In this paper, we study the approximation and estimation of s -concave densities via Rényi divergence. We first show that the approximation of a probability measure Q by an s -concave density exists and is unique via the procedure of minimizing a divergence functional proposed by [ Ann. Statist. 38 (2010) 2998-3027] if and only if Q admits full-dimensional support and a first moment. We also show continuity of the divergence functional in Q : if Qn → Q in the Wasserstein metric, then the projected densities converge in weighted L 1 metrics and uniformly on closed subsets of the continuity set of the limit. Moreover, directional derivatives of the projected densities also enjoy local uniform convergence. This contains both on-the-model and off-the-model situations, and entails strong consistency of the divergence estimator of an s -concave density under mild conditions.
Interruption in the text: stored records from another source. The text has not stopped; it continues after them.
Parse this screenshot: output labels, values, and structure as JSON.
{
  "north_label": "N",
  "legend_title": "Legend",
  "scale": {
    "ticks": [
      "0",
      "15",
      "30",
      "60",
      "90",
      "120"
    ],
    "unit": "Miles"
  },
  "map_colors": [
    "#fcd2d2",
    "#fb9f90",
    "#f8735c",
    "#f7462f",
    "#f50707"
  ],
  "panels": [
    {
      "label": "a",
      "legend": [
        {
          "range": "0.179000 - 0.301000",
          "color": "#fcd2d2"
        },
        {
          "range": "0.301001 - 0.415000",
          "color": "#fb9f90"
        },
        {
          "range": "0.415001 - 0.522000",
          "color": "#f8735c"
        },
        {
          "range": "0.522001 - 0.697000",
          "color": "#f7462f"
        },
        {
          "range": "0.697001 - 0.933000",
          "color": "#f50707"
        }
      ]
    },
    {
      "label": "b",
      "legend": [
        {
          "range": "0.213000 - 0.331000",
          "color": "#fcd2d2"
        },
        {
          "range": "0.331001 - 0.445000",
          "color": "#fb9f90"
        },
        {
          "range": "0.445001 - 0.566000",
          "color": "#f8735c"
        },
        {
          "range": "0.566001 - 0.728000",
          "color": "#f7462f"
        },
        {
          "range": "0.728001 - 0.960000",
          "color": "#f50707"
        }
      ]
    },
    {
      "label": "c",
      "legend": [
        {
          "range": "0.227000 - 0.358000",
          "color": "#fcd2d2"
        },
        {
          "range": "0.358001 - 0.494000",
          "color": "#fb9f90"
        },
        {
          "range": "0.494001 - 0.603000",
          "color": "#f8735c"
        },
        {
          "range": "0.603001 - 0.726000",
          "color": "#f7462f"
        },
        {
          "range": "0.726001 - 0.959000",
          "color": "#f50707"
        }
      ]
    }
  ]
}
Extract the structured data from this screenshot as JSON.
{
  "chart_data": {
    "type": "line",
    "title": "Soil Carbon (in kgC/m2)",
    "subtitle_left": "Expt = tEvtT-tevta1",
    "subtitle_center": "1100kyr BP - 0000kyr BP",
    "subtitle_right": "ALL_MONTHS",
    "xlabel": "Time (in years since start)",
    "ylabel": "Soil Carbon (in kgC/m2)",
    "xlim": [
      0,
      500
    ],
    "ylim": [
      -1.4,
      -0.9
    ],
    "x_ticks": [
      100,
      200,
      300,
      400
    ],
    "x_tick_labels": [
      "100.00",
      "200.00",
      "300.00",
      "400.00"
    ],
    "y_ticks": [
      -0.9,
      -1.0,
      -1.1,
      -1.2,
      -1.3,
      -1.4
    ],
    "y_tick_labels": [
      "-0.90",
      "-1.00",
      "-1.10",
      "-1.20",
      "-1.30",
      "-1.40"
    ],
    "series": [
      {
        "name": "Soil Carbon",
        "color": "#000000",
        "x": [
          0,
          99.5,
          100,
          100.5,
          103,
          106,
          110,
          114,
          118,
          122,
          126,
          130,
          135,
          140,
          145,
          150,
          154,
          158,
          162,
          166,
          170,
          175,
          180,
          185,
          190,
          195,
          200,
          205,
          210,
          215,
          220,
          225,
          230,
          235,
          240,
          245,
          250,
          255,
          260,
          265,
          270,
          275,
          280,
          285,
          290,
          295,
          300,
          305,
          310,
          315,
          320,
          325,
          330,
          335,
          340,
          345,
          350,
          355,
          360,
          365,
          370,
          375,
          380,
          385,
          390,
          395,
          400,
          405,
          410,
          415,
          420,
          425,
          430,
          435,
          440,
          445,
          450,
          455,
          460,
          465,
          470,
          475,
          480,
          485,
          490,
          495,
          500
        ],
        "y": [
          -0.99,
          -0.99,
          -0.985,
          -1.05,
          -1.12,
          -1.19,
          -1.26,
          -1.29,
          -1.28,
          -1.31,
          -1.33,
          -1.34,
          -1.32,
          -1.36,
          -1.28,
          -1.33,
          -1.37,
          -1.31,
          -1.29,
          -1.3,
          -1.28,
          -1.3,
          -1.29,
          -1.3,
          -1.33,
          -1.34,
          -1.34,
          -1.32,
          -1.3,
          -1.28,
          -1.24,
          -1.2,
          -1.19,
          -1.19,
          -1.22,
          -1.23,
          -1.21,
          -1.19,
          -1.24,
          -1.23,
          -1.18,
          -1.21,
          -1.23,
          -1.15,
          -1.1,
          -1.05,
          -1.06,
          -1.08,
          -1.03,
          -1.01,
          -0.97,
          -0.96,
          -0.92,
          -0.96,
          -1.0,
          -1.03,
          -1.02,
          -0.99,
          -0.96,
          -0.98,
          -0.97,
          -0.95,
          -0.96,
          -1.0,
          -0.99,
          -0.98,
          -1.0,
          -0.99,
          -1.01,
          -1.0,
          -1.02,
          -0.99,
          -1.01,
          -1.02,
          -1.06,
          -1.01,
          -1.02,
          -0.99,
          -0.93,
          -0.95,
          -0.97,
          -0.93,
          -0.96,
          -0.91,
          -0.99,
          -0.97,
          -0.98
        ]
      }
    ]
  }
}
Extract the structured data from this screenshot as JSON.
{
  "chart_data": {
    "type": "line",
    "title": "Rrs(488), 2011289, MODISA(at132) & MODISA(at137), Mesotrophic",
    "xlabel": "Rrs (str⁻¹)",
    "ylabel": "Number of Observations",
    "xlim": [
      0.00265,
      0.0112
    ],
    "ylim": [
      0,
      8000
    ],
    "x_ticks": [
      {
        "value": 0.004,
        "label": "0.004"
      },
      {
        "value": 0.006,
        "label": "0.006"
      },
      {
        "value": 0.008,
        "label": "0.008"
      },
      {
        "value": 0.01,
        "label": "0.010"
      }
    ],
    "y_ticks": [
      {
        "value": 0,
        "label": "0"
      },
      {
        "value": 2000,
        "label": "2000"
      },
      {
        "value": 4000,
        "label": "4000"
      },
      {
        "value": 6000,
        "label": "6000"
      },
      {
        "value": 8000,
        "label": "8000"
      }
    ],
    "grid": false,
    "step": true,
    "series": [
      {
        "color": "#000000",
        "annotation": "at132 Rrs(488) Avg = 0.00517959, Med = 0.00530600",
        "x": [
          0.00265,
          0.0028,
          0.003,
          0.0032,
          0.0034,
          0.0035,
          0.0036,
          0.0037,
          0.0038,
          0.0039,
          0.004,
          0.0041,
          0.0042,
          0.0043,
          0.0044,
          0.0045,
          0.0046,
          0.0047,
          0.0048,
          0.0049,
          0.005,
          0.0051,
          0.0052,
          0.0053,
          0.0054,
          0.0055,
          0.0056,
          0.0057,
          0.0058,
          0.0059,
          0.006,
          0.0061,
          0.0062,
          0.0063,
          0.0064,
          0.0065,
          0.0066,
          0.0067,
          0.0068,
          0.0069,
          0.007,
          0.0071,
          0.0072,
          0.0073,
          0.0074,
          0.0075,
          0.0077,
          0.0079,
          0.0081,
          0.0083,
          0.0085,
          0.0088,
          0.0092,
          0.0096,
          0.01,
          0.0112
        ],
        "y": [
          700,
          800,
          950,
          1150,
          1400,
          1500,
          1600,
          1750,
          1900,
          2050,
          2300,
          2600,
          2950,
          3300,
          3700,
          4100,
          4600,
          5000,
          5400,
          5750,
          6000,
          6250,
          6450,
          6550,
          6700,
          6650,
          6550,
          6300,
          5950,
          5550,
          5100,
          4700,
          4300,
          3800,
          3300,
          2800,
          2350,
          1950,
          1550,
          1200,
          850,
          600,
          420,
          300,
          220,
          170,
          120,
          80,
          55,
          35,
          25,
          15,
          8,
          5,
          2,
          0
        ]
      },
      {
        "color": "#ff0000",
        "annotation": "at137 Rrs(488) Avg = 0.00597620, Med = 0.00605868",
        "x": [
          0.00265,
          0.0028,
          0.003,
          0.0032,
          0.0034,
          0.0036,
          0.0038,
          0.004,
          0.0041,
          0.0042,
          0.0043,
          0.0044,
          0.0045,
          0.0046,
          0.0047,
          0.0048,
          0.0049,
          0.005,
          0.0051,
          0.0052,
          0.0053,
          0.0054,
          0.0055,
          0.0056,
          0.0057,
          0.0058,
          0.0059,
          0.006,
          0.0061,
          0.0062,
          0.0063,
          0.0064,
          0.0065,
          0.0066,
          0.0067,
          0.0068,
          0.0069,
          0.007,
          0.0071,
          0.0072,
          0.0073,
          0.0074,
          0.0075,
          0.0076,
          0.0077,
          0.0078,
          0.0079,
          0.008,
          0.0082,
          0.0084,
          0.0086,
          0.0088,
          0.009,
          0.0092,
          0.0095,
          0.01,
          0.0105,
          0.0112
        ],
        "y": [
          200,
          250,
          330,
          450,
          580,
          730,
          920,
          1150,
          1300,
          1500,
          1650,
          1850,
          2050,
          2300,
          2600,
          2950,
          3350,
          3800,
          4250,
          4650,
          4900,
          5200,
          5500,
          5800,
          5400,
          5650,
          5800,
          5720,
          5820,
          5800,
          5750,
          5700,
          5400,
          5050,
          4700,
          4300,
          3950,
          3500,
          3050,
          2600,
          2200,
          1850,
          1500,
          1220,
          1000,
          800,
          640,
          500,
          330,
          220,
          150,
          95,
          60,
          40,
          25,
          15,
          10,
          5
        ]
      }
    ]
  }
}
One interesting and important feature for the Rényi divergence estimator of an s -concave density is that the estimator is intrinsically related with the estimation of log-concave densities via maximum likelihood methods. In fact, we show that for d = 1 at least, the Rényi divergence estimators for s -concave densities converge to the maximum likelihood estimator of a log-concave density as s ↗ 0. The Rényi divergence estimator shares similar characterizations as the MLE for log-concave distributions, which allows us to develop pointwise asymptotic distribution theory assuming that the underlying density is s -concave.